Monumentalne dzieła Krzysztofa Pendereckiego uświetniły 90. rocznicę Jego urodzin. W finale V Międzynarodowego Festiwalu Muzyki Europy Środkowo-Wschodniej Eufonie w największym warszawskim kościele Wszystkich Świętych zostały wykonane obie Jutrznie (25 listopada 2023), a Festiwal Krzysztofa Pendereckiego, organizowany przez Stowarzyszenie im.

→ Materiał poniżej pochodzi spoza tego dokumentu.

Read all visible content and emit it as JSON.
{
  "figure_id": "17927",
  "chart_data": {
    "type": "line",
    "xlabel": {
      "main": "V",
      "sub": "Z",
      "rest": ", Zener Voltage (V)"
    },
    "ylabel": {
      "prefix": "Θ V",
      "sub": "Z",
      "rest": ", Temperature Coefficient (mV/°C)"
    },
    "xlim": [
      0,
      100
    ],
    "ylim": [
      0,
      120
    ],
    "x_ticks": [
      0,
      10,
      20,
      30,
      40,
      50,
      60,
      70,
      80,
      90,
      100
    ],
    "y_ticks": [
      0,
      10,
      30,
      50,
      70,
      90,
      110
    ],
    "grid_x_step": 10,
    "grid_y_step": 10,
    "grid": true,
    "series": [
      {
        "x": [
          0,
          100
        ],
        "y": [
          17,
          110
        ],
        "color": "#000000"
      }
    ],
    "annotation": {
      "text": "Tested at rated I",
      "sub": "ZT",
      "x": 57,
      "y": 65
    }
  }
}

Ludwiga van Beethovena, zwieńczyło Credo wykonane następnego dnia w Teatrze Wielkim – Operze Narodowej. (Dokładna rocznica urodzin przypada 23 listopada).
Jutrznie
Jutrznia I. Złożenie Chrystusa do grobu i Jutrznia II. Zmartwychwstanie, choć w zamierzeniu kompozytora stanowią integralną całość, ich łączne wykonanie jest nie lada wyzwaniem dla organizatorów koncertów. Nie tylko artystycznym, również logistycznym. Wymagają bowiem ogromnego tzw. aparatu wykonawczego, a co za tym idzie, również odpowiednich rozmiarów miejsca prezentacji. Poprzednie wykonanie obu Jutrzni podczas jednego koncertu odbyło się pół wieku temu!
W moim odczuciu, wykonanie wypadło znakomicie. Oprócz kunsztu wykonawców, dobremu odbiorowi sprzyjał nastrój świątyni. Wprawdzie katolickiej, a nie prawosławnej, ale to miało już drugorzędne znaczenie. Ważniejsze było to, że dzieło sakralne brzmiało w autentycznym miejscu kultu religijnego.
Jeśli chodzi o śpiewaków solistów: Bożena Bujnicka – sopran, Agnieszka Rehlis – mezzosopran, Rafał Bartmiński – tenor, Tomasz Konieczny – baryton, Volodymyr Tyshkov (Wołodymyr Tyszkow) – basso profondo; kibicowałam Rafałowi Bartmińskiemu, który wyznał przed koncertem, że będzie to dla niego najtrudniejsza partia tenorowa, jaką kiedykolwiek wykonywał. Kompozytor napisał bowiem dla tenora tak wysokie dźwięki, że będzie musiał – jak się wyraził – „wejść w buty kota tenora”. Mam nadzieję, że Rafał Bartmiński nie będzie miał mi za złe, że obwieszczam wysiłek, który widziałam na jego twarzy, ale dał radę!
Pięknie brzmiały głosy Tomasza Koniecznego i Volodymyra Tyshkova, podających teksty kapłana i lektora. Według mnie, bardzo dobrze dobrane do tych ról.
Wykonanie poprowadził węgierski dyrygent Zsolt Nagy. Festiwal Eufonie gromadzi bowiem wybitnych artystów wyłącznie z krajów Europy Środkowo-Wschodniej.
Credo
Kto był ciekaw (ja byłam w tym gronie), mógł już następnego dnia posłuchać Creda Krzysztofa Pendereckiego. Także monumentalnej kompozycji sakralnej. Do jej wykonania potrzeba też pięciorga śpiewaków solistów, chórów mieszanego i chłopięcego, orkiestry w tradycyjnym składzie i dodatkowego zespołu instrumentów dętych umieszczonego poza estradą.
Credo w sensie religijnym jest wyznaniem wiary, odmawianym lub śpiewanym podczas mszy świętej, zarówno w rycie katolickim, jak i w prawosławnym. Przyjęli je też anglikanie, luteranie i protestanci.
Krzysztof Penderecki został wychowany w wierze katolickiej, ale wzrastał w wielokulturowej, galicyjskiej Dębicy. Mało kto wie, że jego ojciec był wyznania greckokatolickiego, a babka miała ormiańskie korzenie. A trzeba wiedzieć, że Kościół ormiański ma trzy oblicza: apostolskie, katolickie i ewangelickie.
Nie jest tajemnicą, że Credo pisane na zamówienie Festiwalu Bachowskiego w stanie Oregon i Akademii Bachowskiej w Stuttgarcie powstało w duchu ekumenizmu. Penderecki czerpał z tradycji katolickiej, protestanckiej i prawosławnej, co wyraźnie słychać w tym utworze.